Friday, April 22, 2011

Star Whackers

So, since I mainly post entries of notable things that I have taken part in versus talking about my thoughts on particular subjects, or hobbies I have (because I don't have any), or marathons I run (because I don't), I feel what I am about to share with you all definitely fits the bill. 


On friday, I went to the world premiere of Randy and Evi Quaids docudrama "Star Whackers". 


For those of you who don't know of the Quaids plight, a short explanation: 


With charges of fraud and burglary plaguing the couple in the States, in October of 2010 the Quaids sought refugee status in Canada because they believe they are being pursued by a nefarious group of assassins and life-ruiners the "Hollywood Star Whackers". They claim this group is responsible for the death of Heath Ledger, and are currently targeting (alongside themselves) Lindsay Lohan. 


In short...the Quaids have gone crazy...and made a film about it. 


TJ, Jenna and I, being morbidly curious and appreciative of all things wonderfully bad, bought tickets at our earliest convenience to see the world premiere of this ridiculous movie, and to see the Crazy Quaids defend themselves in front of a live audience. 

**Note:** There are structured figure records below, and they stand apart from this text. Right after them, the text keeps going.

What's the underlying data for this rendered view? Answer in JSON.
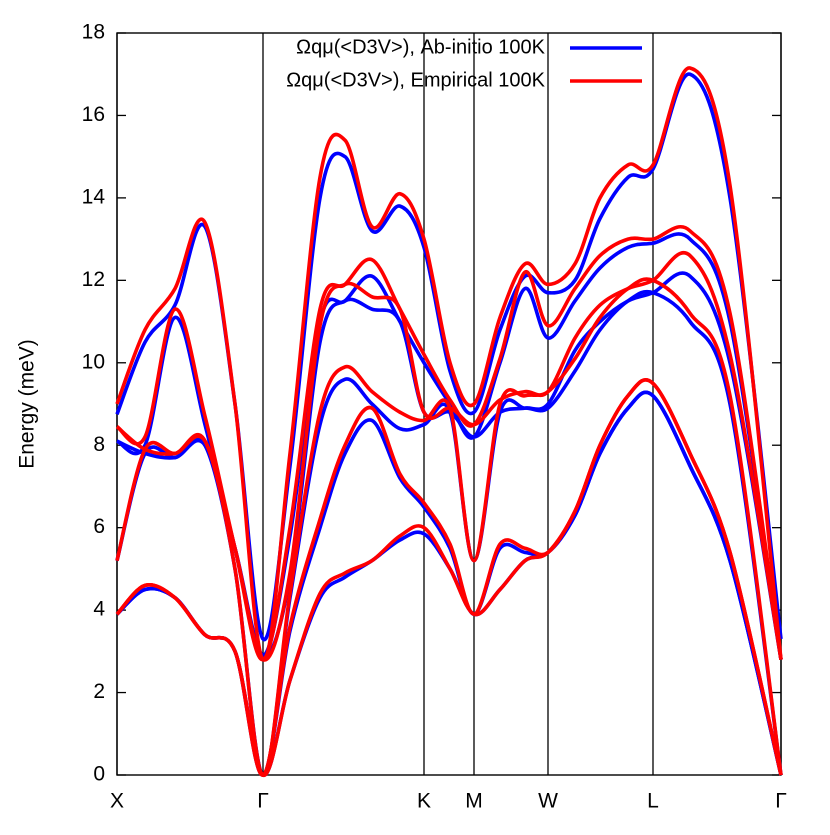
{
  "chart_data": {
    "type": "line",
    "ylabel": "Energy (meV)",
    "x": [
      0,
      0.28,
      0.58,
      0.88,
      1.18,
      1.46,
      1.73,
      2.03,
      2.28,
      2.55,
      2.83,
      3.07,
      3.33,
      3.57,
      3.83,
      4.08,
      4.31,
      4.58,
      4.83,
      5.11,
      5.36,
      5.73,
      6.13,
      6.64
    ],
    "xlim": [
      0,
      6.64
    ],
    "xticks": [
      {
        "value": 0,
        "label": "X"
      },
      {
        "value": 1.46,
        "label": "Γ"
      },
      {
        "value": 3.07,
        "label": "K"
      },
      {
        "value": 3.57,
        "label": "M"
      },
      {
        "value": 4.31,
        "label": "W"
      },
      {
        "value": 5.36,
        "label": "L"
      },
      {
        "value": 6.64,
        "label": "Γ"
      }
    ],
    "ylim": [
      0,
      18
    ],
    "yticks": [
      0,
      2,
      4,
      6,
      8,
      10,
      12,
      14,
      16,
      18
    ],
    "legend": "top-right",
    "series": [
      {
        "name": "Ωqμ(<D3V>), Ab-initio 100K",
        "color": "#0000ff",
        "values": [
          [
            3.9,
            4.5,
            4.3,
            3.4,
            3.0,
            0,
            2.3,
            4.3,
            4.8,
            5.2,
            5.7,
            5.85,
            5.0,
            3.9,
            4.5,
            5.2,
            5.4,
            6.3,
            7.8,
            8.9,
            9.2,
            7.5,
            5.2,
            0
          ],
          [
            3.9,
            4.5,
            4.3,
            3.4,
            3.0,
            0,
            3.5,
            6.0,
            7.8,
            8.6,
            7.2,
            6.5,
            5.5,
            3.9,
            5.5,
            5.4,
            5.4,
            6.3,
            7.8,
            8.9,
            9.2,
            7.5,
            5.2,
            0
          ],
          [
            5.2,
            7.8,
            7.7,
            8.0,
            5.0,
            0,
            4.3,
            8.5,
            9.6,
            9.0,
            8.4,
            8.5,
            8.8,
            5.2,
            8.8,
            8.9,
            8.9,
            9.8,
            10.8,
            11.5,
            11.7,
            11.0,
            9.0,
            0
          ],
          [
            8.1,
            7.8,
            7.7,
            8.0,
            5.5,
            2.9,
            4.8,
            10.5,
            11.5,
            11.3,
            11.0,
            8.8,
            8.8,
            8.2,
            8.8,
            8.9,
            9.0,
            10.3,
            11.0,
            11.5,
            11.7,
            12.1,
            10.0,
            2.8
          ],
          [
            8.1,
            8.0,
            11.1,
            8.5,
            5.5,
            2.9,
            5.8,
            11.0,
            11.5,
            12.1,
            11.0,
            10.0,
            9.0,
            8.2,
            10.0,
            11.8,
            10.6,
            11.5,
            12.3,
            12.8,
            12.9,
            13.0,
            11.0,
            2.8
          ],
          [
            8.75,
            10.5,
            11.4,
            13.3,
            9.0,
            3.3,
            7.5,
            14.0,
            15.0,
            13.2,
            13.8,
            12.8,
            9.8,
            8.8,
            10.8,
            12.1,
            11.7,
            12.0,
            13.5,
            14.5,
            14.7,
            17.0,
            14.0,
            3.3
          ]
        ]
      },
      {
        "name": "Ωqμ(<D3V>), Empirical 100K",
        "color": "#ff0000",
        "values": [
          [
            3.9,
            4.6,
            4.3,
            3.4,
            3.0,
            0,
            2.3,
            4.4,
            4.9,
            5.2,
            5.8,
            6.0,
            5.0,
            3.9,
            4.5,
            5.2,
            5.4,
            6.4,
            8.0,
            9.2,
            9.5,
            7.8,
            5.4,
            0
          ],
          [
            3.9,
            4.6,
            4.3,
            3.4,
            3.0,
            0,
            3.6,
            6.2,
            8.0,
            8.9,
            7.3,
            6.6,
            5.6,
            3.9,
            5.6,
            5.5,
            5.4,
            6.4,
            8.0,
            9.2,
            9.5,
            7.8,
            5.4,
            0
          ],
          [
            5.2,
            7.9,
            7.8,
            8.1,
            5.0,
            0,
            4.4,
            8.8,
            9.9,
            9.3,
            8.8,
            8.6,
            8.9,
            5.2,
            9.0,
            9.2,
            9.3,
            10.1,
            11.1,
            11.8,
            12.0,
            11.2,
            9.2,
            0
          ],
          [
            8.45,
            7.9,
            7.8,
            8.1,
            5.5,
            2.8,
            4.9,
            10.9,
            11.9,
            11.6,
            11.3,
            8.8,
            8.9,
            8.5,
            9.1,
            9.3,
            9.3,
            10.6,
            11.4,
            11.8,
            12.0,
            12.6,
            10.2,
            2.8
          ],
          [
            8.45,
            8.2,
            11.3,
            8.7,
            5.5,
            2.8,
            6.0,
            11.3,
            11.9,
            12.5,
            11.3,
            10.2,
            9.1,
            8.5,
            10.1,
            12.2,
            10.9,
            11.8,
            12.6,
            13.0,
            13.0,
            13.2,
            11.2,
            2.8
          ],
          [
            9.0,
            10.8,
            11.8,
            13.4,
            9.0,
            2.8,
            7.8,
            14.5,
            15.4,
            13.3,
            14.1,
            13.0,
            10.0,
            9.0,
            11.1,
            12.4,
            11.9,
            12.4,
            14.0,
            14.8,
            14.8,
            17.15,
            14.3,
            2.8
          ]
        ]
      }
    ]
  }
}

In a moment of true Jenna class and propriety, she tried to smuggle a few PBR's into the theatre, but upon reaching the front of the line, in the presence of a camera man, they were actually checking bags (presumeably to keep the Quaids safe from all the Canadian assassins). Not wanting to toss out three perfectly good PBR's, Jenna decided she would negotiate with the man. 


"How about I give YOU one, and then I keep two?....No?..."

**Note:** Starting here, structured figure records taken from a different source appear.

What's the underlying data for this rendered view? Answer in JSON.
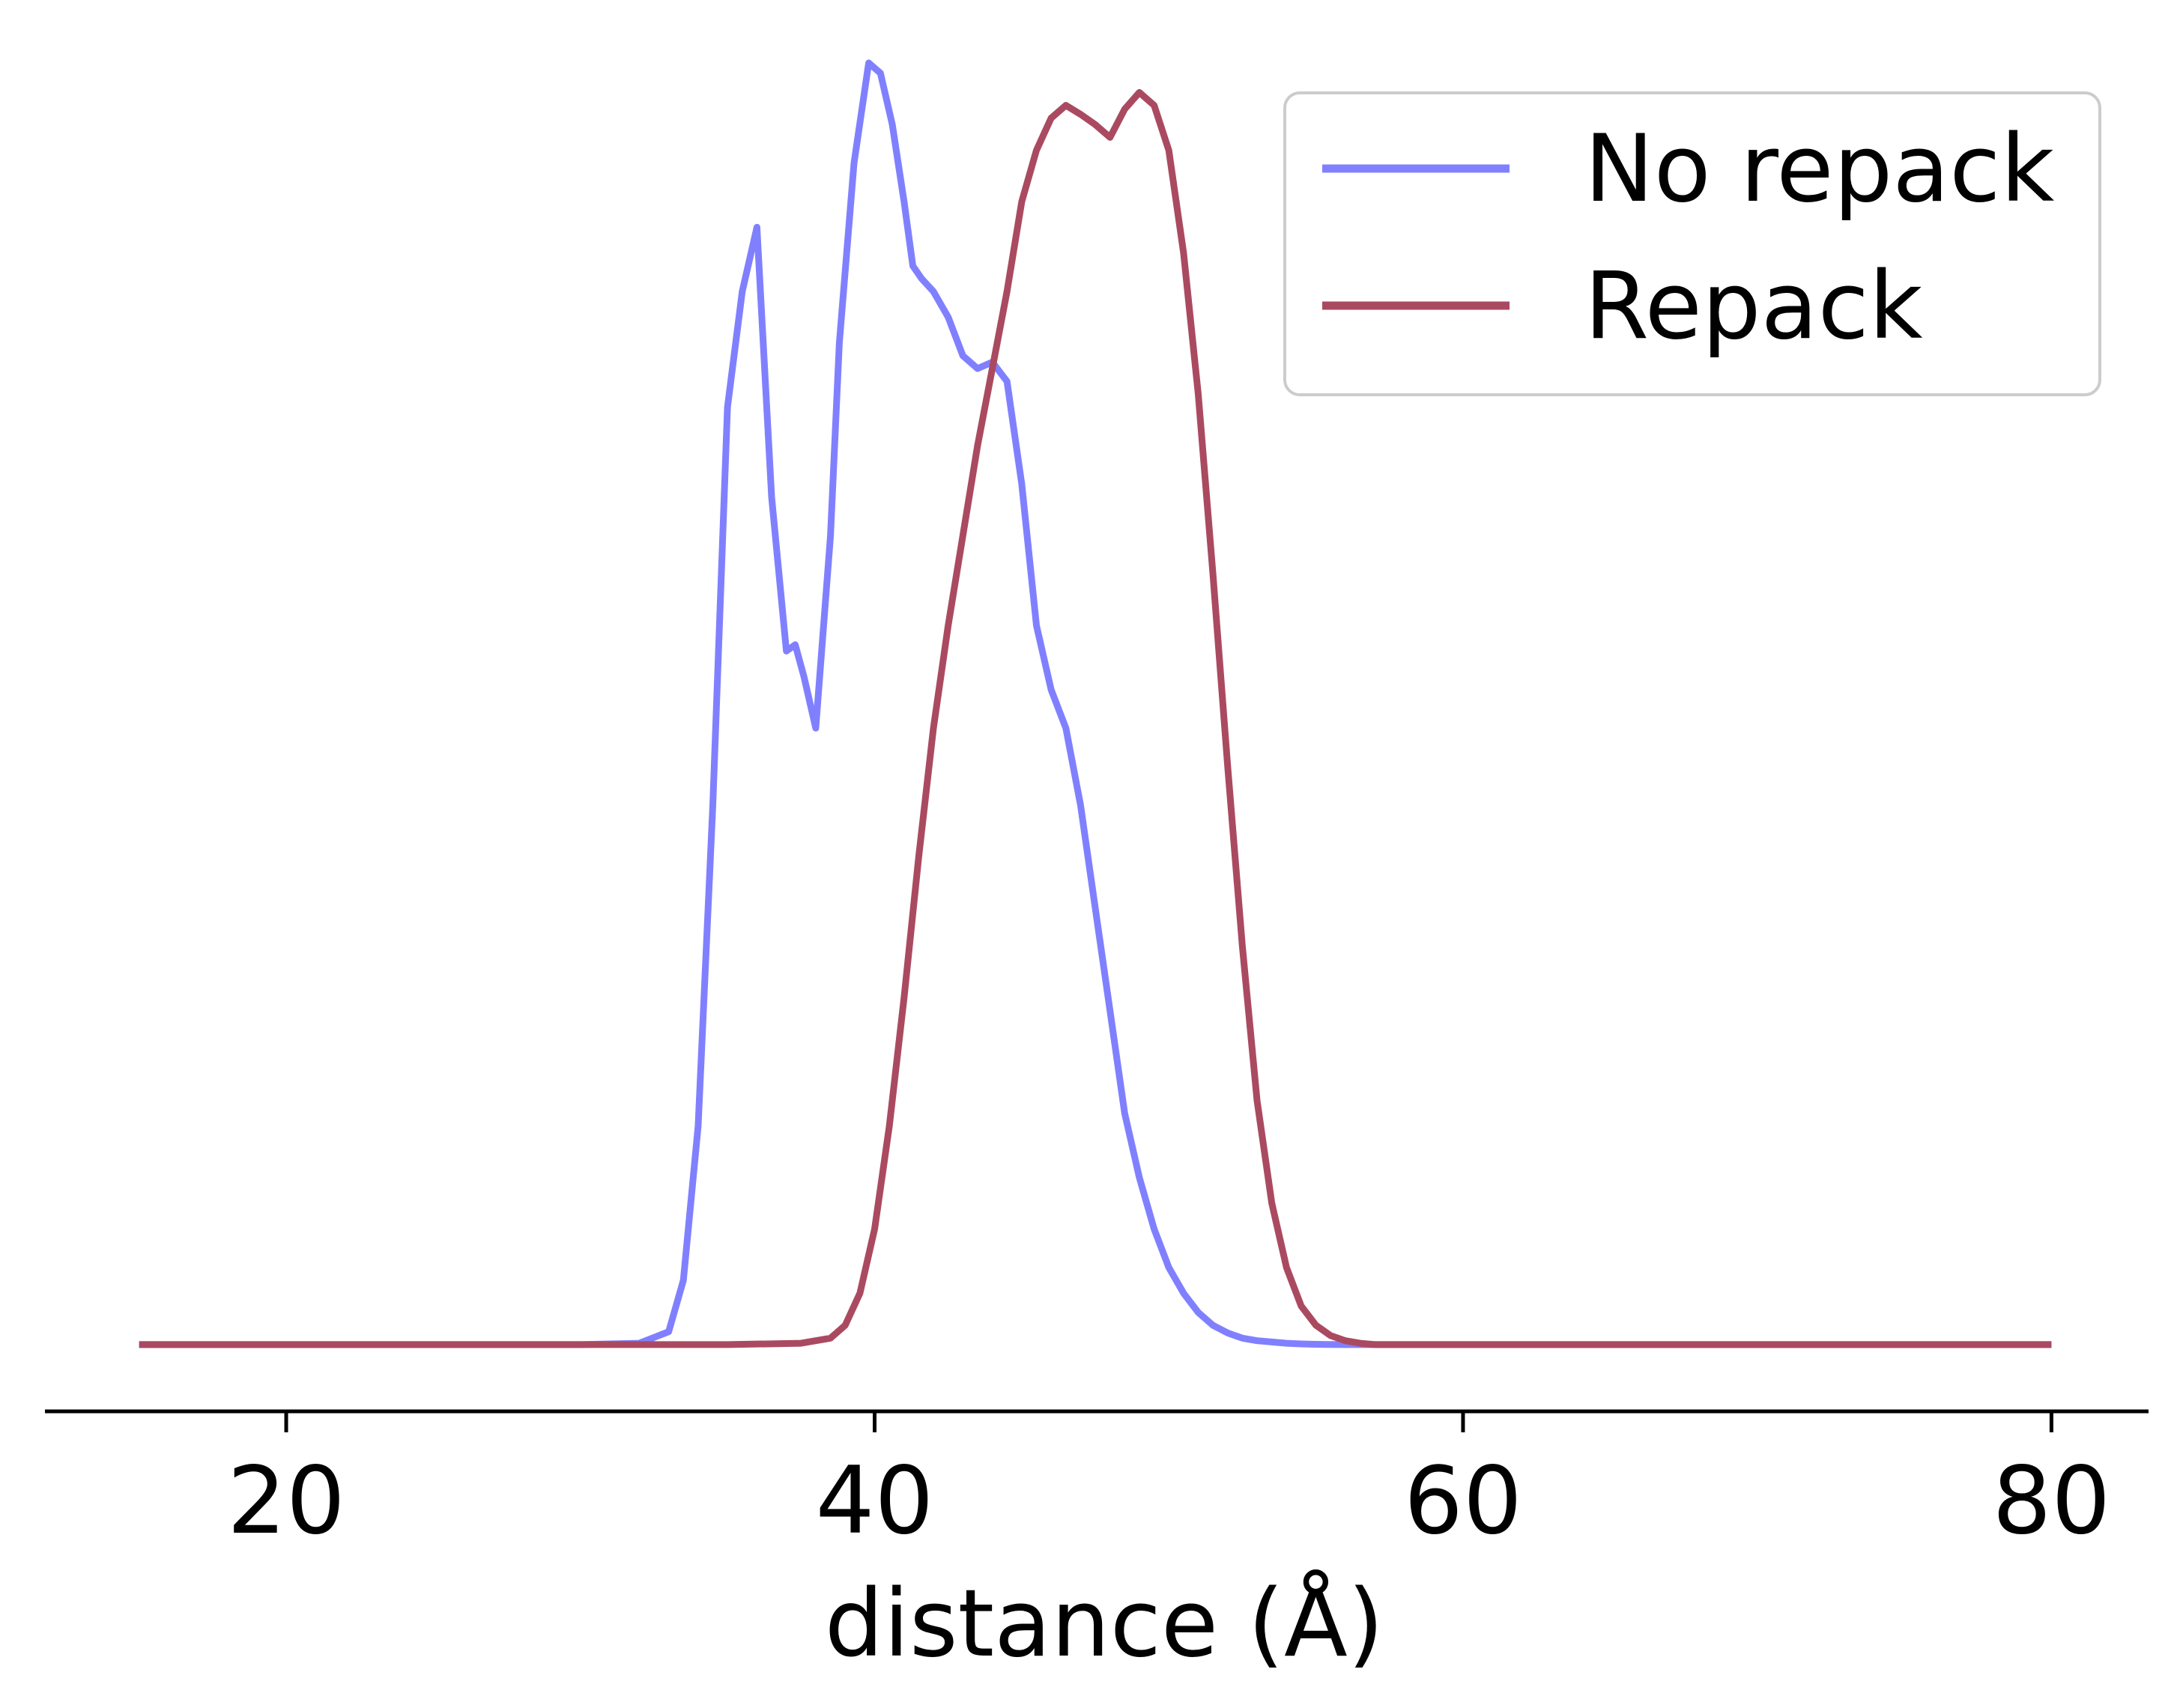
{
  "chart_data": {
    "type": "line",
    "title": "",
    "xlabel": "distance (Å)",
    "ylabel": "",
    "xlim": [
      11.8,
      83.3
    ],
    "ylim": [
      -0.052,
      1.012
    ],
    "x_ticks": [
      20,
      40,
      60,
      80
    ],
    "x_tick_labels": [
      "20",
      "40",
      "60",
      "80"
    ],
    "show_y_axis": false,
    "grid": false,
    "legend": {
      "position": "top-right"
    },
    "series": [
      {
        "name": "No repack",
        "color": "#8080ff",
        "x": [
          15,
          20,
          25,
          30,
          32,
          33,
          33.5,
          34,
          34.5,
          35,
          35.5,
          36,
          36.5,
          37,
          37.3,
          37.6,
          38,
          38.5,
          38.8,
          39.3,
          39.8,
          40.2,
          40.6,
          41,
          41.3,
          41.6,
          42,
          42.5,
          43,
          43.5,
          44,
          44.5,
          45,
          45.5,
          46,
          46.5,
          47,
          47.5,
          48,
          48.5,
          49,
          49.5,
          50,
          50.5,
          51,
          51.5,
          52,
          52.5,
          53,
          53.5,
          54,
          54.5,
          55,
          55.5,
          56,
          57,
          58,
          60,
          62,
          65,
          70,
          75,
          80
        ],
        "values": [
          0,
          0,
          0,
          0,
          0.001,
          0.01,
          0.05,
          0.17,
          0.42,
          0.73,
          0.82,
          0.87,
          0.66,
          0.54,
          0.545,
          0.52,
          0.48,
          0.63,
          0.78,
          0.92,
          0.998,
          0.99,
          0.95,
          0.89,
          0.84,
          0.83,
          0.82,
          0.8,
          0.77,
          0.76,
          0.765,
          0.75,
          0.67,
          0.56,
          0.51,
          0.48,
          0.42,
          0.34,
          0.26,
          0.18,
          0.13,
          0.09,
          0.06,
          0.04,
          0.025,
          0.015,
          0.009,
          0.005,
          0.003,
          0.002,
          0.001,
          0.0005,
          0.0002,
          0.0001,
          0,
          0,
          0,
          0,
          0,
          0,
          0,
          0,
          0
        ]
      },
      {
        "name": "Repack",
        "color": "#aa4a61",
        "x": [
          15,
          20,
          25,
          30,
          35,
          37.5,
          38.5,
          39,
          39.5,
          40,
          40.5,
          41,
          41.5,
          42,
          42.5,
          43,
          43.5,
          44,
          44.5,
          45,
          45.5,
          46,
          46.5,
          47,
          47.5,
          48,
          48.5,
          49,
          49.5,
          50,
          50.5,
          51,
          51.5,
          52,
          52.5,
          53,
          53.5,
          54,
          54.5,
          55,
          55.5,
          56,
          56.5,
          57,
          57.5,
          58,
          58.5,
          59,
          59.5,
          60,
          61,
          62,
          65,
          70,
          75,
          80
        ],
        "values": [
          0,
          0,
          0,
          0,
          0,
          0.001,
          0.005,
          0.015,
          0.04,
          0.09,
          0.17,
          0.27,
          0.38,
          0.48,
          0.56,
          0.63,
          0.7,
          0.76,
          0.82,
          0.89,
          0.93,
          0.955,
          0.965,
          0.958,
          0.95,
          0.94,
          0.962,
          0.975,
          0.965,
          0.93,
          0.85,
          0.74,
          0.6,
          0.45,
          0.31,
          0.19,
          0.11,
          0.06,
          0.03,
          0.015,
          0.007,
          0.003,
          0.001,
          0,
          0,
          0,
          0,
          0,
          0,
          0,
          0,
          0,
          0,
          0,
          0,
          0
        ]
      }
    ]
  }
}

Eventually the guy just told her to go behind the venue and shot gun them all. The best thing about the whole exchange, as previously mentioned, was the camera man filming the entire encounter. So damn classy. 


So, beers shot-gunned, seats procured, we sat down with our snacks and waited for the first Randy Quaid feature to begin. A semi-entertaining Canadian film called "Real Time", it mostly just lulled the audience into a false sense of numbness, likely on purpose to soften the blow of the upcoming "Star Whackers". 

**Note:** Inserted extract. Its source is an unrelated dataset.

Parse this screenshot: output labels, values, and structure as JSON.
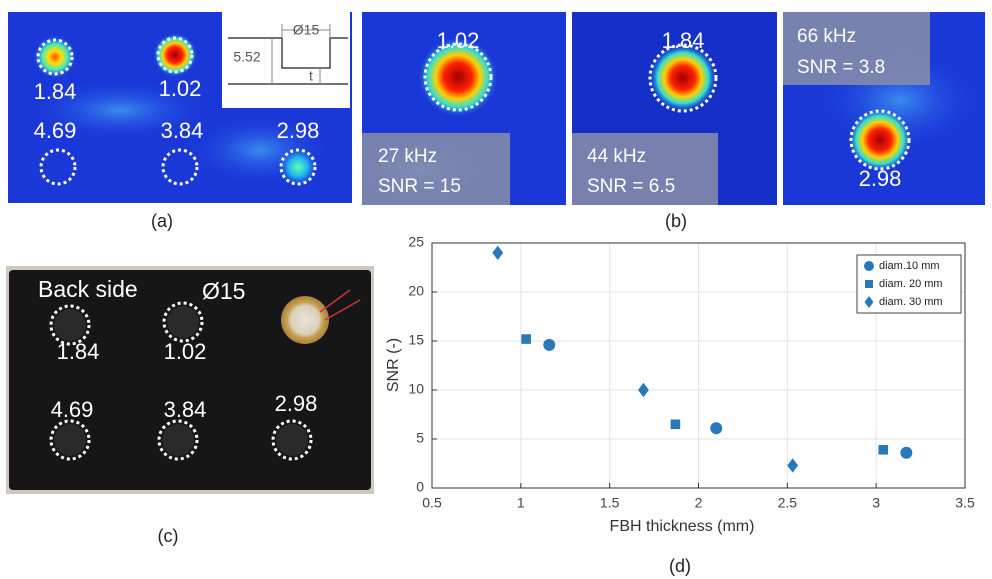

Evi Quaid came out before the main event and made a bit of a speech. It was more of a "Hey, it's not done yet, so don't judge it too hard" kind of things, but she ended it with the warning that "the bullets were fake and the penis is prothsetic". O RLY???


The opening scene of the movie is Randy Quaid, stuck in the last role he played, Shakespeare's Hamlet, spewing Elizabethan prose wearing a fur coat...and nothing else. The picture is over exposed, the wind howling in the handy-cam's microphone...and Randy Quaid's penis projected on a large screen...larger than any screen has any right to be in this context. 


You would think that some sort of plot would emerge after 15 minutes or so...but no! The Hamlet thing goes on for a good long while, reaching a it's peak around the time RQ sticks a spare bit of red hair in his ass crack, before we are introduced to another of Randy's characters: and eye-liner wearing hit man who is trying to kill Shakes-Quaid. 


Finally, making no sense in the flow of the over all "story arc", if that is even possible, a scene where hit-man Randi is talking to a third, brand spankin' new RQ, I will here-on-out refer to him as Sheep-skull. Why? BECAUSE HE HAD A SHEEP SKULL ATTACHED TO HIS HEAD WITH FISHNET STOCKINGS AND A SEATBELT! 




We realized early on that there wasn't going to be too much to this film; it was not actually going to be an informational docu-drama of the trials and tribulations the Quaid's went through to escape the Starwhackers in Canada. It was just nonsense...pure and utter nonsense. There were however some decent moments enacted by all three of the Quaid characters: 

  • Shakes-Quaid had a staring contest with a Camel
  • Hit-man Quaid manhandled a donkey for information about Shakes-Quaid's whereabouts. 
  • Sheep-skull...well he wore a sheep skull on his head for the whooooole thing. I think that deserves a bullet point. 

And that "prothsetic" penis? On display for the entire hour and a half. Is there such a thing as too much penis? Some would say it's debatable, but after seeing this movie, if I never see a fat naked man again, I could die happy. 

The grand finale was when RQ himself came out with "his" band (i'm pretty sure they were pretty embarrassed about the whole thing) and sang a few songs he'd written about their ordeal: "Mr D.A. Man" and "Star Whackers". Utter madness.








I don't even think I have anything constructive to say about the whole thing. It was like visiting the freak-show at the circus, or one of those things that's so bad it's good: you just couldn't look away.